An Open-Shell Superatom Cluster Ta10-with Enhanced Stability by United d-d π Bonds and d-Orbital Superatomic States

We carried out a comprehensive study on the gas-phase reactions of Tan- (n = 5-27) with nitrogen using a customized reflection time-of-flight mass spectrometer coupled with a velocity map imaging apparatus (Re-TOFMS-VMI). Among the studied tantalum clusters, Ta10- exhibits prominent mass abundance indicative of its unique inertness. DFT calculation results revealed a D4d bipyramidal prolate structure of the most stable Ta10- , which was verified by photoelectron spectroscopy experiments. The calculations also unveiled that Ta10- has the largest HOMO-LUMO gap and second-order difference of binding energy among the studied clusters. This is associated with its well-organized superatomic orbitals, which consist of both 6s and 5d orbitals of tantalum atoms, allowing for splitting of superatomic 1D and 2P orbitals and an enlarged gap between the singly occupied molecular orbital (SOMO) and unoccupied beta counterpart, which brings forth stabilization energy pertaining to Jahn-Teller distortion.

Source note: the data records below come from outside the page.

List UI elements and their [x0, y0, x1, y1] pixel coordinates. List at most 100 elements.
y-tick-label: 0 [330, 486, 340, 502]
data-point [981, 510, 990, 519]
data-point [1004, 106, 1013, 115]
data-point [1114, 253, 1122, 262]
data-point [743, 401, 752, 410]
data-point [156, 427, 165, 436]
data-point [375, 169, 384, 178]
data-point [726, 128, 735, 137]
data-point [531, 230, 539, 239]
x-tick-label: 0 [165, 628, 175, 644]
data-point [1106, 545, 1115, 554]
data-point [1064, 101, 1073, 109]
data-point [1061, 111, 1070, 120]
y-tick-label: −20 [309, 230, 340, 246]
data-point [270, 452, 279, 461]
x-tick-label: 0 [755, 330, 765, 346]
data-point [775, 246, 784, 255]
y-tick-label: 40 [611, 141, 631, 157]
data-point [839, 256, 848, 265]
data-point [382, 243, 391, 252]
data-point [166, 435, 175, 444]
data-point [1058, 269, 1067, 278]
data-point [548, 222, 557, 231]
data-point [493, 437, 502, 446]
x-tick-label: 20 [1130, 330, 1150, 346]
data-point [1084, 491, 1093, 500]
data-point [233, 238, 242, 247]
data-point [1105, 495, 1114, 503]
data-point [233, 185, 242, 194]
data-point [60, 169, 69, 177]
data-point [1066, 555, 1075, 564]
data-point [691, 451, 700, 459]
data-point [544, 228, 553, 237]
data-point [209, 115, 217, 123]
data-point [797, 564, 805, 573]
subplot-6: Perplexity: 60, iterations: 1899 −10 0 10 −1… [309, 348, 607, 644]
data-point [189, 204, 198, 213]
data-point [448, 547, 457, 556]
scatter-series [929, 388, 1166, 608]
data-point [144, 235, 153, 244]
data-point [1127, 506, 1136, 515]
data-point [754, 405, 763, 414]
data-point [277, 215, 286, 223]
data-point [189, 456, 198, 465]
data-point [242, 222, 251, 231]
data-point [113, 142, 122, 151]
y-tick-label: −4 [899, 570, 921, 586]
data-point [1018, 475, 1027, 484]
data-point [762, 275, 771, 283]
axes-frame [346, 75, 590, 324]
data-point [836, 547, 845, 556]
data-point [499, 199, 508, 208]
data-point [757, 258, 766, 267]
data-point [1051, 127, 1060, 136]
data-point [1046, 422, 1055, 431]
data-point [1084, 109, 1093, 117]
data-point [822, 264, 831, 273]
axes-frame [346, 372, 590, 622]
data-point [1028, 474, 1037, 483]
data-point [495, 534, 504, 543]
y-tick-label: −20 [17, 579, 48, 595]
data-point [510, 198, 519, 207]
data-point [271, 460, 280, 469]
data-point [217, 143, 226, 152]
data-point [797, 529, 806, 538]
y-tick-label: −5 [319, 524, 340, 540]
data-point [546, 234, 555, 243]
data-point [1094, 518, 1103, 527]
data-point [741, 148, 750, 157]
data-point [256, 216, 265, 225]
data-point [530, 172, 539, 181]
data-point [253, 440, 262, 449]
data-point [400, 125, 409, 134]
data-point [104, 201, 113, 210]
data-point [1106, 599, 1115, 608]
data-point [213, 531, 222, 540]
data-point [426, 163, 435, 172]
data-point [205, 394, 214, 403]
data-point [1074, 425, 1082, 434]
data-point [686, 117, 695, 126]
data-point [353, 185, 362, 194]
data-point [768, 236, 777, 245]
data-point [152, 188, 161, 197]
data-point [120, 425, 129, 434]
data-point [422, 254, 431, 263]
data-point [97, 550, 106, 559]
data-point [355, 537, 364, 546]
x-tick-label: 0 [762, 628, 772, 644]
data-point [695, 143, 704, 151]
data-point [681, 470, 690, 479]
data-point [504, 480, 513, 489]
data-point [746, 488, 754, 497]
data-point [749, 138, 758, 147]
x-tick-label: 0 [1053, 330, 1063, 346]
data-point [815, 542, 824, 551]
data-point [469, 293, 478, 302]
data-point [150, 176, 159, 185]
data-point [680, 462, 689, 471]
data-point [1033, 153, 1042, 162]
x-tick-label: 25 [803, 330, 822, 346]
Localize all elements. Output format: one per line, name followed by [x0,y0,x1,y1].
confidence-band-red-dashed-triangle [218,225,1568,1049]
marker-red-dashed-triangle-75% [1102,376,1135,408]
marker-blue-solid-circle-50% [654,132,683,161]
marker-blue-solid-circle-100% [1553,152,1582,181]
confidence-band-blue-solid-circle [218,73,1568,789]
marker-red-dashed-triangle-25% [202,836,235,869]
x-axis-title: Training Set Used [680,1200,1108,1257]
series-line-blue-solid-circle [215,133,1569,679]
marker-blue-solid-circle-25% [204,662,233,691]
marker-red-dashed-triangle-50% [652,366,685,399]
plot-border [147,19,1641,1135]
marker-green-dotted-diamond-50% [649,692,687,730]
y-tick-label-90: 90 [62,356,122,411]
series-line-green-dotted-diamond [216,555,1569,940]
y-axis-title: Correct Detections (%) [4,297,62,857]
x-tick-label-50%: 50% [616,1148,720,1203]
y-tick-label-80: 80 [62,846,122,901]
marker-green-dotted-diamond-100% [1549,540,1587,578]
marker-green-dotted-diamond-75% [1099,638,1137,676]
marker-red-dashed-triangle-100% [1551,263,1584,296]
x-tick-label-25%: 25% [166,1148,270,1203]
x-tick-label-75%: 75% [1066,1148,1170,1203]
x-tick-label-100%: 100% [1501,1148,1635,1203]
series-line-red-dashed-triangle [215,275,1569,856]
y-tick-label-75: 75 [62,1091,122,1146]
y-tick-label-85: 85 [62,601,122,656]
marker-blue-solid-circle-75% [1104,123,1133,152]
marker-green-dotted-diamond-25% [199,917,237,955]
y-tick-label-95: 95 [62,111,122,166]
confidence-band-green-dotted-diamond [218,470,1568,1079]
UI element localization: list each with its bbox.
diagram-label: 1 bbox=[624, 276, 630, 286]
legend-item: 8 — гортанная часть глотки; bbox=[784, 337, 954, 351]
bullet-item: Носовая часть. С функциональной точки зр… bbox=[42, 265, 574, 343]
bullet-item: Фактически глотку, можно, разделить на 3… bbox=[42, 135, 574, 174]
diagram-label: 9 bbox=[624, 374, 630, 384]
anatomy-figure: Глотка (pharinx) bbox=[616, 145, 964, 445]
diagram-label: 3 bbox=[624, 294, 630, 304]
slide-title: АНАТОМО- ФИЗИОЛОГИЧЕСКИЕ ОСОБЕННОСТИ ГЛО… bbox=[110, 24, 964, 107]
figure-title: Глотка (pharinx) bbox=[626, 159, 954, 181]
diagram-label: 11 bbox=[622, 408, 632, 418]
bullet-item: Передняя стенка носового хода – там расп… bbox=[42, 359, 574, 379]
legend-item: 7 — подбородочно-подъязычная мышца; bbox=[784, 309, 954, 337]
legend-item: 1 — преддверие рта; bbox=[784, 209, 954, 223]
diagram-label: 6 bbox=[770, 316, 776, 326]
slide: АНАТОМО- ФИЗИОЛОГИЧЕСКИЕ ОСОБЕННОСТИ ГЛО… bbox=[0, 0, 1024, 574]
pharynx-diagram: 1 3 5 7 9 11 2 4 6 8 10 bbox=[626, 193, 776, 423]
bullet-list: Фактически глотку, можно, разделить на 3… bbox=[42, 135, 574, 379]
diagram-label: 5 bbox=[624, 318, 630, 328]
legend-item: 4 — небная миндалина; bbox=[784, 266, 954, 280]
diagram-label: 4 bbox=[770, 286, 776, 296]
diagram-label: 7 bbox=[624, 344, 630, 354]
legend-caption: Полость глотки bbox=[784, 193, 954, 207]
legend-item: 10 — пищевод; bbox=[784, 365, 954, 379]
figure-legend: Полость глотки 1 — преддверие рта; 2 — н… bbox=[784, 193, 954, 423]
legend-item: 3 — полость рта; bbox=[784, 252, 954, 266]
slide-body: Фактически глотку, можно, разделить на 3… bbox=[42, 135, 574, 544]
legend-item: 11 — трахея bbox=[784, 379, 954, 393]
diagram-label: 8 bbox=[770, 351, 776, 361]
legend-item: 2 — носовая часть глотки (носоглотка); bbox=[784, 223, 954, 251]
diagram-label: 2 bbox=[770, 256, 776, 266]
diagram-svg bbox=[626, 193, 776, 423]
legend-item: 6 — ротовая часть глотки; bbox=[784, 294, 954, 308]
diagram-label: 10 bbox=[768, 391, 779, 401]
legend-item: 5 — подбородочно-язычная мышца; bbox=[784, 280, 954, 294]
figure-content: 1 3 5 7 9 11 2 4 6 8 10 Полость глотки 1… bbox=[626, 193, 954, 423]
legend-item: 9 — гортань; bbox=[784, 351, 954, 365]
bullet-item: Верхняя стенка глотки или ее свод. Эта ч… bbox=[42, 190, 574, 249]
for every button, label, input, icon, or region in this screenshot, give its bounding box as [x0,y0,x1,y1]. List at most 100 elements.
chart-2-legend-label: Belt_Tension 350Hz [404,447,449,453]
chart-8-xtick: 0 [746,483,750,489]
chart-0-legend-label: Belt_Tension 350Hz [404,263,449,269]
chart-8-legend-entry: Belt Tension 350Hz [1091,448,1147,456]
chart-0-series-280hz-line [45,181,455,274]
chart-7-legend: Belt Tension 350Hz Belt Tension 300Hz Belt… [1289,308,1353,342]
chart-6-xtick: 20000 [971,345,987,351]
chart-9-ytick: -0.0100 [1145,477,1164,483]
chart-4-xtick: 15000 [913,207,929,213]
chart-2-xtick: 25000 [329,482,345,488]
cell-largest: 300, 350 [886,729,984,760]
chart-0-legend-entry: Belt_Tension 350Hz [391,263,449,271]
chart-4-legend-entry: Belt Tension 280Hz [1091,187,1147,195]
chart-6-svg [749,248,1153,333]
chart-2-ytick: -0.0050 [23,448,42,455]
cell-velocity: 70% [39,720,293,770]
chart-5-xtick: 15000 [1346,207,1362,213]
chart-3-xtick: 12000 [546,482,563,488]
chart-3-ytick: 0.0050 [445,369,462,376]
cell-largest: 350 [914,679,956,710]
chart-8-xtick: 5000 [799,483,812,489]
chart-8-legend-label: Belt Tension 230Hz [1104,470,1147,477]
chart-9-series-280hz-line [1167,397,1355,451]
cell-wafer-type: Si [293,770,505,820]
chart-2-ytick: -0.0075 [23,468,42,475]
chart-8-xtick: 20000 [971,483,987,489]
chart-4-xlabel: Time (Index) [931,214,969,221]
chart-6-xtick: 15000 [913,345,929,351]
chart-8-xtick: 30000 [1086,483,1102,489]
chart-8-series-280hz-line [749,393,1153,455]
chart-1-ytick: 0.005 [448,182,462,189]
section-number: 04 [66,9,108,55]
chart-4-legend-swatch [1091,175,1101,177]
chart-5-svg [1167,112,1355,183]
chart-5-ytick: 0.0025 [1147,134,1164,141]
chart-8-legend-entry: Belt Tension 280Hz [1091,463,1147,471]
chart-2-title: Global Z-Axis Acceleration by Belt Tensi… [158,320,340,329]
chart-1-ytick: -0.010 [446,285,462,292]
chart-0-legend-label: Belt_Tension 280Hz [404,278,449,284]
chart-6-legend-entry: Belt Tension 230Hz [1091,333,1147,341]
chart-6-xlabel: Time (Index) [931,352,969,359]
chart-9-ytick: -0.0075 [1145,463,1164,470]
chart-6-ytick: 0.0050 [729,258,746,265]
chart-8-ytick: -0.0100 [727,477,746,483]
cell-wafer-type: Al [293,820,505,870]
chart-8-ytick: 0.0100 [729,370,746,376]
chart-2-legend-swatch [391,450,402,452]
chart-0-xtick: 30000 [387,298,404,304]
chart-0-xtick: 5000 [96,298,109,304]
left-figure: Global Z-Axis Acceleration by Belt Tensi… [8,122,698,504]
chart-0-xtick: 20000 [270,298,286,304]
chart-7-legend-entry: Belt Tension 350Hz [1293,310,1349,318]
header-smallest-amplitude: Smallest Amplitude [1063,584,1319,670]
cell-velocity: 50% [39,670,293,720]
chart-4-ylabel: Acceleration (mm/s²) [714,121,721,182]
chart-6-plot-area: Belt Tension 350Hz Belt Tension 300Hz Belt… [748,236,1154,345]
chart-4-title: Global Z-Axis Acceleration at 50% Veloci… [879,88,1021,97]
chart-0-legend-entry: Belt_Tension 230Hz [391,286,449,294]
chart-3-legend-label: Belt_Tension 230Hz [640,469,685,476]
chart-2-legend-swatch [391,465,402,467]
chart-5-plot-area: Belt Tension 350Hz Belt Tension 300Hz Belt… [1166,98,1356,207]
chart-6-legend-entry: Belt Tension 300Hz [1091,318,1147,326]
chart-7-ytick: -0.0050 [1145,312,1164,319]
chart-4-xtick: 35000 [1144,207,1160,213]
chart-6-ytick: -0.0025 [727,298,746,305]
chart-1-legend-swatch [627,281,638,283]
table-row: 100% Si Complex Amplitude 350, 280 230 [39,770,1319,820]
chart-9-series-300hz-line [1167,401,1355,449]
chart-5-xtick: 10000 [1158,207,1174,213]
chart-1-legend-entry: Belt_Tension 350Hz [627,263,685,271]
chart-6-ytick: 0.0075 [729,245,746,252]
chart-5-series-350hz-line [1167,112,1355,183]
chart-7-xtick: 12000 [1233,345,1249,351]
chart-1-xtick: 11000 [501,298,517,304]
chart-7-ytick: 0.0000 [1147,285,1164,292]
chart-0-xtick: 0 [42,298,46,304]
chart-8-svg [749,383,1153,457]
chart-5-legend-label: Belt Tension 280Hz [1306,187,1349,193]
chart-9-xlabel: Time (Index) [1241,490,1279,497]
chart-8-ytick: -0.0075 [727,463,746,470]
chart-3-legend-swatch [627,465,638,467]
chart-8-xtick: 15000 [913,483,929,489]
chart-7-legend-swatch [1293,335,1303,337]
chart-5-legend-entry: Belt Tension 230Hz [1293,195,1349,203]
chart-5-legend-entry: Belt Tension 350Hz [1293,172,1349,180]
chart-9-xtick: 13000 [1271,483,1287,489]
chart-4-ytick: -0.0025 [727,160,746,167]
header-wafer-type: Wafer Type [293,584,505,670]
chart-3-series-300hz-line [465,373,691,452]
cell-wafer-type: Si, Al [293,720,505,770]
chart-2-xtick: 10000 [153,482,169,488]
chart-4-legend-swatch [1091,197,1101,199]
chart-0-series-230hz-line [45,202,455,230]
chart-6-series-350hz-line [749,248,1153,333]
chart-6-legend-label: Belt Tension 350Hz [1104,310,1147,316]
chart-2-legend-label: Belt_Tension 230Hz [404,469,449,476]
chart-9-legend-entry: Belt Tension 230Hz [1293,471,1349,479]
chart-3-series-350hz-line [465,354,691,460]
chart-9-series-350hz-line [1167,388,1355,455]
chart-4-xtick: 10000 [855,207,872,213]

Also, the SOMO exhibits a united d-d pi orbital pattern that embraces the central Ta8- moiety.

Automated summary

In this study, we conducted a comprehensive investigation on the gas-phase reactions of nitrogen-based tantalum clusters. It was found that Ta10- exhibited inertness and had a stable D4d bipyramidal prolate structure. The organized superatomic orbitals of Ta10- had the largest HOMO-LUMO gap and second-order difference of binding energy, which were associated with Jahn-Teller distortion.